Video via The Official Pokémon YouTube Channel. All rights reserved.

The weather is starting to get away from the endless winter and is getting warmer, soon reminding me of the last summer when Pokémon GO first launched.

This trailer was almost a year long before its official launching, well-crafted and still worth taking a look. Smartly, not just simply emphasizing its technology revolution – Augmented Reality, it features the group of young adults who probably grew up playing Pokémon and now have disposable income and the ability to go wherever they want. This is the very beginning of Pokémon GO’s marketing strategy. After launching, it was more than just hundreds of thousands of people logging into servers and crushing down. People in the real world ran around streets and parks to catch Pokemon and even talked to strangers about the experience. It was nothing like the game world had ever seen, and might never be duplicated.

Then last December we had Super Mario Run, which Nintendo and people were expecting to be the next Pokémon GO. But now we’ve known, it wasn’t. And while nostalgia now has seemed to guarantee success when it comes to some retro products targeting in millennials, now we’ve also known that it wasn’t.
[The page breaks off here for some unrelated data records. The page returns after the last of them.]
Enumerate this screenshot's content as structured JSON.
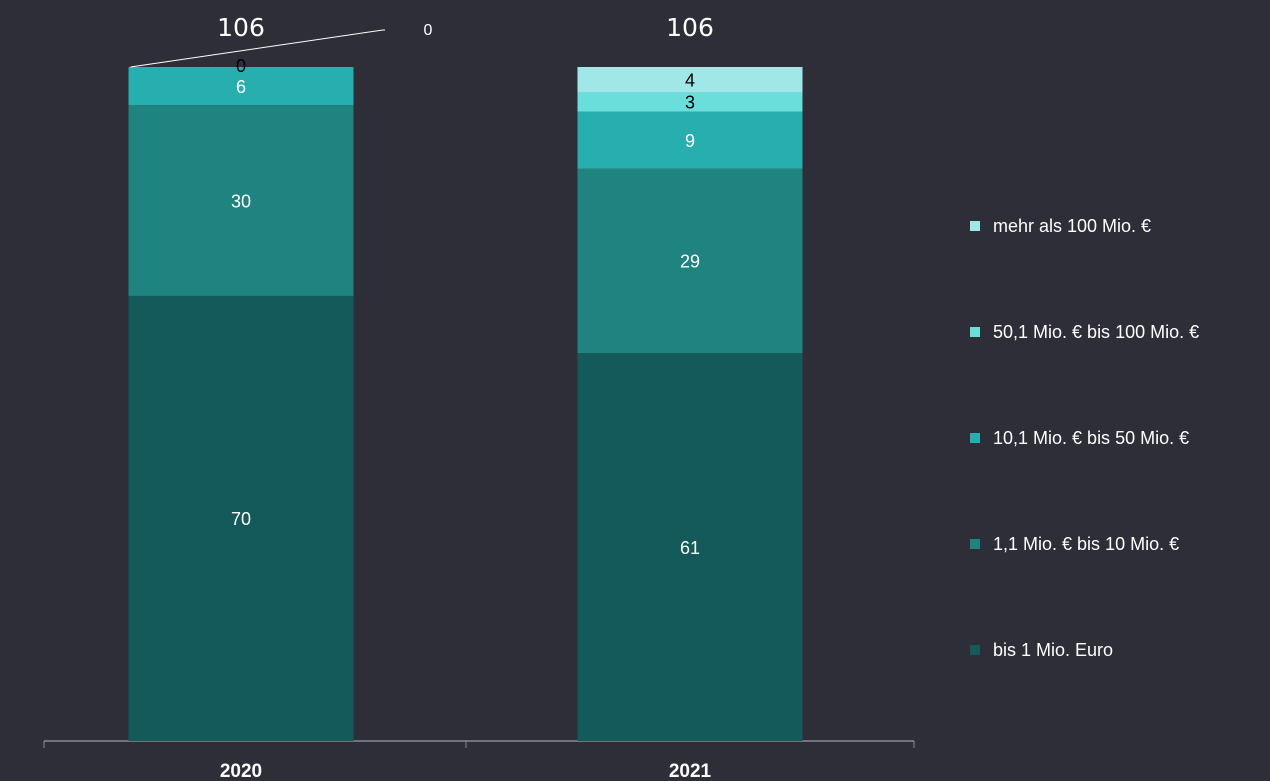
{
  "chart_data": {
    "type": "stacked_bar",
    "categories": [
      "2020",
      "2021"
    ],
    "series": [
      {
        "name": "bis 1 Mio. Euro",
        "color": "#145a5a",
        "values": [
          70,
          61
        ]
      },
      {
        "name": "1,1 Mio. € bis 10 Mio. €",
        "color": "#1f8380",
        "values": [
          30,
          29
        ]
      },
      {
        "name": "10,1 Mio. € bis 50 Mio. €",
        "color": "#27aeae",
        "values": [
          6,
          9
        ]
      },
      {
        "name": "50,1 Mio. € bis 100 Mio. €",
        "color": "#6adedb",
        "values": [
          0,
          3
        ]
      },
      {
        "name": "mehr als 100 Mio. €",
        "color": "#a0e8e8",
        "values": [
          0,
          4
        ]
      }
    ],
    "totals": [
      106,
      106
    ],
    "ylim": [
      0,
      106
    ],
    "legend": "right"
  }
}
Why mention nostalgia here? Obviously, both Pokémon GO and Super Mario Run have existed for a long time. It is hard to deny that both of them are some good old memories for most of the 80s and 90s. When they come into sight of public once again, familiar figures like Pikachu and Mario bring back a long forgotten memory and hit that demographic of nostalgic millennials. Personally, I’m a big believer in nostalgic intellectual property. It could be one of the most valuable proposition in business and marketing to combine something memory-provoking with advanced technology to make it retro. This is exactly what Pokémon GO and Super Mario Run are doing, while these two saw different results. Initially, Super Mario Run was close to 5 million downloads on launch day (vs. 1.8 million for Pokémon GO, which was limited to four countries). However, Super Mario Run made an estimated $1/user on day one while Pokémon GO made roughly $1.66/user on day one.¹

That’s why I say nostalgia works but is no guarantee for success. Or say, It won’t be that successful when it is the only marketing strategy. Here comes aother less emotion-driven strategy – technology adoption. Pokémon GO was born as a mobile game, taking on a new look with AR technology. It encourages people to go outside more, and meet up with other people to play the game together. It is naturally mobile, social, and sharable, which are generally to millennials liking, and also the base of going viral. Unlike Pokémon GO, Super Mario Run just simply isn’t as revolutionary. Instead, it is a console game being transferred to mobile platform while way less inherently social. More importantly, Super Mario Run appears to struggle to keep users for longer than two or three hours with level passing, Pokémon GO, on the other hand, has successfully kept many users engaged for hundreds of hours, because the scenario is that “Wanna catch them all? Go outside and do it in the real world!”

Yes, nostalgia helps business market to and connect with millennials. However, how far it can go, or how sustainable it is, is more important than just an exciting launching. And nostalgia alone is no guarantee for that. As thinking about marketing products targeting in millennials in this 21st century, it is downright reasonable to be more emotion-driven, while like any other business, we need to think hard to make them more sustainable, by integrating with other strategies.